QUEL CHE NON SO DIRE NON ESISTE
GRUPPO 5
Sara, Alberto, Lorenzo
O'Brien accennò un sorriso: «Tu sei un'imperfezione nel sistema, Winston, sei una macchia che va cancellata. Non ho forse appena finito di dire che noi siamo diversi dai persecutori del passato? Non ci accontentiamo dell'obbedienza negativa, e meno che mai di una sottomissione avvilente. Quando infine ti arrenderai a noi, ciò dovrà avvenire di tua spontanea volontà. Noi non distruggiamo l'eretico per il fatto che ci resiste. Anzi, finché ci resiste non lo distruggiamo. Noi lo convertiamo, penetriamo nei suoi recessi mentali più nascosti, lo modelliamo da cima a fondo.
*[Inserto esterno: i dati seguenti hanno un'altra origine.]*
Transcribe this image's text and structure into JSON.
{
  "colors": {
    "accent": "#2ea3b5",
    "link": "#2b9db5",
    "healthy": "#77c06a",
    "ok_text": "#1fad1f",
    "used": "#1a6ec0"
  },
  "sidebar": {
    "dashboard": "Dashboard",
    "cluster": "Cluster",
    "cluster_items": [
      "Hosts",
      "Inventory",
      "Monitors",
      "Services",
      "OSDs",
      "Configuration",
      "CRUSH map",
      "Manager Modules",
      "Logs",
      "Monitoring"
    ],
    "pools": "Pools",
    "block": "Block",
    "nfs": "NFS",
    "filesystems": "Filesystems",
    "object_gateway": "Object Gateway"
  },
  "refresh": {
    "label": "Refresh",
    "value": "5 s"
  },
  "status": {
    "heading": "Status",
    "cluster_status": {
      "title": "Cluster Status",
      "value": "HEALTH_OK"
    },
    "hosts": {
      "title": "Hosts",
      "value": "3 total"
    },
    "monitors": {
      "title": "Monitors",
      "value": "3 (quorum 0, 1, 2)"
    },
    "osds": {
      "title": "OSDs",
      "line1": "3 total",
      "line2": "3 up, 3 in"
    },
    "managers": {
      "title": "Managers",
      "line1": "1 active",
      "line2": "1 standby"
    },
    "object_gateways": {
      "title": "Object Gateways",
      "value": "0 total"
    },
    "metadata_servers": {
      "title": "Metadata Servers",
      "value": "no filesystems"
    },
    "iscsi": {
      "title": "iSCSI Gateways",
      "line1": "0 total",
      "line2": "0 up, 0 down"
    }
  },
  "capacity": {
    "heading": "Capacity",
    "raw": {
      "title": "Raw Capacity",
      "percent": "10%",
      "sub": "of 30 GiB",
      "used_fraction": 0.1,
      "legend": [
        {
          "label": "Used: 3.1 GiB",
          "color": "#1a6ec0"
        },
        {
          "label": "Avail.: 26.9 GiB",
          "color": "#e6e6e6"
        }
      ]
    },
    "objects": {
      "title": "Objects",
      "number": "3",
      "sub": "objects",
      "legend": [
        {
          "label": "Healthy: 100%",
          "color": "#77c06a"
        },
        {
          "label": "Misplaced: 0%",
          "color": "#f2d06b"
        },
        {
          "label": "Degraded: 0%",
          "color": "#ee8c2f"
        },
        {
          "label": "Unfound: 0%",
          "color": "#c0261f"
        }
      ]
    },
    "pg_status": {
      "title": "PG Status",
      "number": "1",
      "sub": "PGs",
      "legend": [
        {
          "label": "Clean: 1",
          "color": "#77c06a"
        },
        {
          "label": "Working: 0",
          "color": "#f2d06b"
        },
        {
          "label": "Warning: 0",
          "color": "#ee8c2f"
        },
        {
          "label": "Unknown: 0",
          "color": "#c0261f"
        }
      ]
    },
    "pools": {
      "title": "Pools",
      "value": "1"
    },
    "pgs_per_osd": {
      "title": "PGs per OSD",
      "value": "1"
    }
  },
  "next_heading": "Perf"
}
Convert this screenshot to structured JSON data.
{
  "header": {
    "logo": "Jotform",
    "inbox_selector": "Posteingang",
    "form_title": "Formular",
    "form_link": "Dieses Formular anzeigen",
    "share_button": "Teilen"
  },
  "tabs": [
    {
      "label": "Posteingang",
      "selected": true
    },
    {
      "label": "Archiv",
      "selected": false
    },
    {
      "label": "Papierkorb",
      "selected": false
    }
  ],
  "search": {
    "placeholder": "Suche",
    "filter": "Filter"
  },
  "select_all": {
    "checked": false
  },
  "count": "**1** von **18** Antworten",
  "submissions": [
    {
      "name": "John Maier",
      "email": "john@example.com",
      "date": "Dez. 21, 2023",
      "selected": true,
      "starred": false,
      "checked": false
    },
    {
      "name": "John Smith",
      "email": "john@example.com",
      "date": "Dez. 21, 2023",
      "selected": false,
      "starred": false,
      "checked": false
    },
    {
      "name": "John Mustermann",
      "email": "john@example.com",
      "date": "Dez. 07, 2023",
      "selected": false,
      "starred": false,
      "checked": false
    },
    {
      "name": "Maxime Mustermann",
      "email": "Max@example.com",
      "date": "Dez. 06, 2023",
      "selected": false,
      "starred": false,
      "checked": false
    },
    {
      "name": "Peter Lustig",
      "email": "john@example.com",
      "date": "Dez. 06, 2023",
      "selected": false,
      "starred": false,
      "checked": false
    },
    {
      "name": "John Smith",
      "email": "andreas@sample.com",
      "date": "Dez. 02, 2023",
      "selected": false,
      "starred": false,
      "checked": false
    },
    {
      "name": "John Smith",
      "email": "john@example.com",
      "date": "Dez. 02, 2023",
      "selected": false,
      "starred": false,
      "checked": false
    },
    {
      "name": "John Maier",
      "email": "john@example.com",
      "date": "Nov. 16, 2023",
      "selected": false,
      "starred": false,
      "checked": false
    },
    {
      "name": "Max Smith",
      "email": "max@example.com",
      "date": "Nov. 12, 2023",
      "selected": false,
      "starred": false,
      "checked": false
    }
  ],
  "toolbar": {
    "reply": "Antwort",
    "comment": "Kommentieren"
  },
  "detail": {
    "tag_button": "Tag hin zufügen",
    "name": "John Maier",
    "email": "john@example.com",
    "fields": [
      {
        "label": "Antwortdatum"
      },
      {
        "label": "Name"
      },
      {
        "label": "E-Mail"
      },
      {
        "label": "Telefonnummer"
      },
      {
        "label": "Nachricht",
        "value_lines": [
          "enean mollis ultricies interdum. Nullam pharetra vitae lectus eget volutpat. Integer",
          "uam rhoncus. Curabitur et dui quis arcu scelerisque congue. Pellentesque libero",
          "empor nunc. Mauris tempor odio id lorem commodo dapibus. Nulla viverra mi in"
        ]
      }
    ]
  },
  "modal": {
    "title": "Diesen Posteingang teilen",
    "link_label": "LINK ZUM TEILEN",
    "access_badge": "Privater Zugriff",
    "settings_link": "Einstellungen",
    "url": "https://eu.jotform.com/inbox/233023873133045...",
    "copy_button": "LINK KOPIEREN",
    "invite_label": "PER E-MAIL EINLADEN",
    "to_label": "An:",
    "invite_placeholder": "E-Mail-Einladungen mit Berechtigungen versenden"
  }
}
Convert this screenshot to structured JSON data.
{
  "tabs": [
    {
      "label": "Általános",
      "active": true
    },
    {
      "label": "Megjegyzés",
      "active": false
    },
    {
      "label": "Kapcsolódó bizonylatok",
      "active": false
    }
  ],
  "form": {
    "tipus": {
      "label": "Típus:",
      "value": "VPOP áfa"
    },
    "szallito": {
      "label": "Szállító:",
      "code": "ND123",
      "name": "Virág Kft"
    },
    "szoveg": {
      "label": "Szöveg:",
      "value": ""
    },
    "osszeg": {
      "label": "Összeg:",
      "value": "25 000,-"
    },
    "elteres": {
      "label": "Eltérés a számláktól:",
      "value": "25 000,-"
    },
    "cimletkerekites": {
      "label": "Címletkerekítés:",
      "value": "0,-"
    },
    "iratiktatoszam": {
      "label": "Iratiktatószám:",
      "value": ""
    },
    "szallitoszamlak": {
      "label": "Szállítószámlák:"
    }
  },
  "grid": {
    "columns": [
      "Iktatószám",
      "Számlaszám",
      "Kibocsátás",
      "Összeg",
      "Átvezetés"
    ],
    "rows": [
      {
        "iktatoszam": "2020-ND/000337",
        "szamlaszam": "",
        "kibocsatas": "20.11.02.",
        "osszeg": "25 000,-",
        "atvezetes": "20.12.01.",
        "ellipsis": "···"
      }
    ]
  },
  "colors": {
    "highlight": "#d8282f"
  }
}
Estinguiamo in lui tutto il male e tutte le illusioni, lo portiamo dalla nostra parte, anima e corpo, in conseguenza di una scelta sincera, non di mera apparenza. Prima di ucciderlo, ne facciamo uno di noi. Non possiamo tollerare che un pensiero sbagliato esista in una parte qualsiasi del mondo, per quanto innocuo e recondito possa essere. Non possiamo permettere alcuna deviazione, nemmeno in punto di morte. In passato l'eretico si avviava con gioia al rogo, conservando tutta la sua eresia, anzi proclamandola. Perfino la vittima delle purghe sovietiche poteva tenere ben serrata nel cranio la sua ribellione mentre percorreva il corridoio diretto al luogo dove un proiettile gli avrebbe dato il colpo di grazia. Noi, invece, prima di farlo saltare rendiamo questo cervello perfetto. Il comandamento dei dispotismi di una volta era: "Tu non devi!". Il comandamento dei totalitari era: "Tu devi!". Il nostro è: "Tu sei!". Nessuno di quelli che portiamo qui riesce a resisterci. Tutti vengono mondati. Quei tre miserabili traditori, Jones, Aaronson e Rutherford, nella cui innocenza tu un tempo hai creduto, alla fine siamo riusciti a piegare anche loro. Io stesso ho preso parte all'interrogatorio. Li ho visti fiaccarsi a poco a poco, li ho visti strisciare, frignare, piangere. Alla fine non erano più lacrime di dolore, ma di espiazione. Quando abbiamo finito con loro, erano dei gusci d'uomini, che dentro di sé ospitavano solo dolore per quello che avevano fatto e amore per il Grande Fratello. Era commovente vedere quanto lo amavano. Chiesero di essere passati per le armi subito, in modo da poter morire con la mente ancora pura».